My “ghostwriter” phase
I had one odd habit that made me different from many guides. I didn’t just supervise. I got involved—sometimes too much.
I would sit with residents for hours, typing their drafts, fixing tables, formatting references, redrawing figures, and polishing the language until it could survive the scrutiny of a journal editor. I wasn’t proud of this habit, but I couldn’t stop myself. If something was sloppy, I wanted to repair it.
Once, a resident—now a successful oncologist, so I will protect his name—walked into my office, saw the finished thesis, and asked innocently, “Sir, can you also write the Acknowledgement section?”
I laughed so loudly that I surprised myself.
“How can I thank myself?” I asked him. “How do I write a paragraph about how wonderful I am?”
That was my limit.
Bhavana’s quiet role
But the real thesis work didn’t happen only in the office. Much of it happened at home.
Residents often stayed late, and Bhavana became the silent partner in every project. She cooked dinner without making a fuss. She served tea. She made the house feel safe when the resident felt exhausted, stuck, or close to giving up.

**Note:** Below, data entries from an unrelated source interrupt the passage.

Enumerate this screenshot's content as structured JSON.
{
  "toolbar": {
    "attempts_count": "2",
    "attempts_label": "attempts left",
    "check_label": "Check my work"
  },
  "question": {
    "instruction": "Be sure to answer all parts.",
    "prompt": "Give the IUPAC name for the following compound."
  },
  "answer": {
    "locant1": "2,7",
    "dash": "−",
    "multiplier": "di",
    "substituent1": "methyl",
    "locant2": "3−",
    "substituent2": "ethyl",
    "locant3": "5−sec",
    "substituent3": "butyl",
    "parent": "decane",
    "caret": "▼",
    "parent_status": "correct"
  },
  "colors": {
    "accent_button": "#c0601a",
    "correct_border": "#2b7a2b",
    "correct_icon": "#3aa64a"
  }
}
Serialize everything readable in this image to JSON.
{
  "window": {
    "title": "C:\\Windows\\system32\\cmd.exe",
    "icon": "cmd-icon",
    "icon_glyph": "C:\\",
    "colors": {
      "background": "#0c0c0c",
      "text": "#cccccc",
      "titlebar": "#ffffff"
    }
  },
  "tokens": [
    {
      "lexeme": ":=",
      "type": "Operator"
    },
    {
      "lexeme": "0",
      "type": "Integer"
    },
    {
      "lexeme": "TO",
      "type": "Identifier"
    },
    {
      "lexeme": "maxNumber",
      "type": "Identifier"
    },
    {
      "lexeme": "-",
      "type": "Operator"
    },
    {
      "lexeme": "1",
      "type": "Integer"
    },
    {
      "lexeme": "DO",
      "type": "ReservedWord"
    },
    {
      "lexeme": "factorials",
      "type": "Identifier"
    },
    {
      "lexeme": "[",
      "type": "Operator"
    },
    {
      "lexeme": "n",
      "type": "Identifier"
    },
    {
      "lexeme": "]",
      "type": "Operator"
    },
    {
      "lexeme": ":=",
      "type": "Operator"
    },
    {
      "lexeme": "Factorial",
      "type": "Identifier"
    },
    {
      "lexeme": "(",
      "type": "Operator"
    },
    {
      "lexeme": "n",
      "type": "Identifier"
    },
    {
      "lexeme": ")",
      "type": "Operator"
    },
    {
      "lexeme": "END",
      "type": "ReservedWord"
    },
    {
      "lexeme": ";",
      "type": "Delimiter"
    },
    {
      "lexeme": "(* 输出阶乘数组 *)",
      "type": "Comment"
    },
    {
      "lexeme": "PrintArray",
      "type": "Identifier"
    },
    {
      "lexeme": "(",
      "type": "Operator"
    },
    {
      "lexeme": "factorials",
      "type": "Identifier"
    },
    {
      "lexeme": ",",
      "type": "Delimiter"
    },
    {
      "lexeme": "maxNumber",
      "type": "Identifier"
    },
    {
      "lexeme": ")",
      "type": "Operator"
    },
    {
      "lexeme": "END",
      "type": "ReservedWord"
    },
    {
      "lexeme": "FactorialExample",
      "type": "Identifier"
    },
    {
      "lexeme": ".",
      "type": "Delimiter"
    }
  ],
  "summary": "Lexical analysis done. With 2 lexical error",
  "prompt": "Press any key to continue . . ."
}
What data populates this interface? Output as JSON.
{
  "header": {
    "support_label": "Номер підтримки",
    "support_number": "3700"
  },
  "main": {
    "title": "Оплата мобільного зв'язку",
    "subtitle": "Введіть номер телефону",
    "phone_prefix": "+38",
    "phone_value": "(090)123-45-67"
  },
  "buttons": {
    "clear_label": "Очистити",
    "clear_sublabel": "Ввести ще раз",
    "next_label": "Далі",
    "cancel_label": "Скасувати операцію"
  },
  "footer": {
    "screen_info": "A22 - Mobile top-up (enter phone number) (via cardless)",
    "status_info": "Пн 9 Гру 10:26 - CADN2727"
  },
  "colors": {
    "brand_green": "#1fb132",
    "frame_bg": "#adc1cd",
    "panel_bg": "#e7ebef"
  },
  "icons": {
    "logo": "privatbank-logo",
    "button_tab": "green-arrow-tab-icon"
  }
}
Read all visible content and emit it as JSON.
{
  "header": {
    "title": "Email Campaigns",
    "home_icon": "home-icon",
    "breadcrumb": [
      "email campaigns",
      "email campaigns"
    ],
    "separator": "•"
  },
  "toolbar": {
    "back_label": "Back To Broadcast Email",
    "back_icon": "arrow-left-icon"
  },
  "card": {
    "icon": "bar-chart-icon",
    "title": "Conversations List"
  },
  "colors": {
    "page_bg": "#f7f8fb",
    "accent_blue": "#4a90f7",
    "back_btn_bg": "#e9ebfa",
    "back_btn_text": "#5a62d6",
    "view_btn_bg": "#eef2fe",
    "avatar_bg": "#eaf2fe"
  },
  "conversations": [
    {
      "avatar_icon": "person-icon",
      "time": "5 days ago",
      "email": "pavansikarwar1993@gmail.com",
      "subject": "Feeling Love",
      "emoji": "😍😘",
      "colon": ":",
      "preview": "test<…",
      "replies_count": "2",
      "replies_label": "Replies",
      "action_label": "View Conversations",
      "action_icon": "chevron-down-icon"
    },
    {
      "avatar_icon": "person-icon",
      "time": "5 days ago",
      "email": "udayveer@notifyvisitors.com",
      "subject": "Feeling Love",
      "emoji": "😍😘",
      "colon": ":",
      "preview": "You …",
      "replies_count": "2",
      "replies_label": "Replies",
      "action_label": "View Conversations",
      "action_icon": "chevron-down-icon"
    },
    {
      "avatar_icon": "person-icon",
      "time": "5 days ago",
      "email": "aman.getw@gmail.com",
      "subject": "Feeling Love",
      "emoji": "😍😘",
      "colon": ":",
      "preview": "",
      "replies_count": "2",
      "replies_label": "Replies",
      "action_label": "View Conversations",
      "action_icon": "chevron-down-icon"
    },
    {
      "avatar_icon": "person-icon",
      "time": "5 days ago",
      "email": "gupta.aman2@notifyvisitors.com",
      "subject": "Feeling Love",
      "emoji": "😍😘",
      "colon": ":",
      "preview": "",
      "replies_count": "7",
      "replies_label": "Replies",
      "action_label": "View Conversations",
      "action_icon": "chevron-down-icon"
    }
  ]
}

Even today, when these doctors—now scattered across the world—meet me after years, they rarely talk about statistics or confidence intervals. They talk about Bhavana’s food. They remember the warmth of those late nights more than the results section. In some ways, that tells me what mattered most.
From typewriters to Word and EndNote
I was determined to push our department into the digital age. I taught residents Microsoft Word and Excel, and later EndNote. I wanted them to see that technology wasn’t a luxury; it was a tool that saved time and reduced errors.
One rule mattered to me more than the software: the resident must be the first author. The work was theirs. The sweat was theirs. The credit should also be theirs. That was non-negotiable.
Over the years, many residents embraced this new discipline—studying mortality in snakebites, ICU outcomes, patterns of fever, stroke risk factors, meningitis, pesticides, organophosphorus poisoning. By the end of my guiding years, the circle felt complete. The questions had come from our wards, and the answers—imperfect but honest—returned to the wards.
What the thesis really gave them
Most of these residents didn’t become full-time researchers. Many went into private practice. Some became teachers. A few took up administrative roles. Earlier, I used to feel a small disappointment about that. I wanted more of them to publish, to stay in research.
Now I see it differently.
The thesis wasn’t meant to turn everyone into a scientist. It was meant to teach a doctor how to think. How to read a paper without being fooled. How to respect uncertainty. How to understand what a p-value can say—and what it cannot. How to bring a little discipline to the bedside.
I was their guide, yes. But in many ways, they guided me too. They kept me alert. They tested my patience. They forced me to update my own thinking. They allowed me the privilege of watching them grow from frightened residents into confident clinicians.
Those theses may be gathering dust on library shelves. But to me, they are not dead paper. They are the recorded history of our lives together in Sevagram.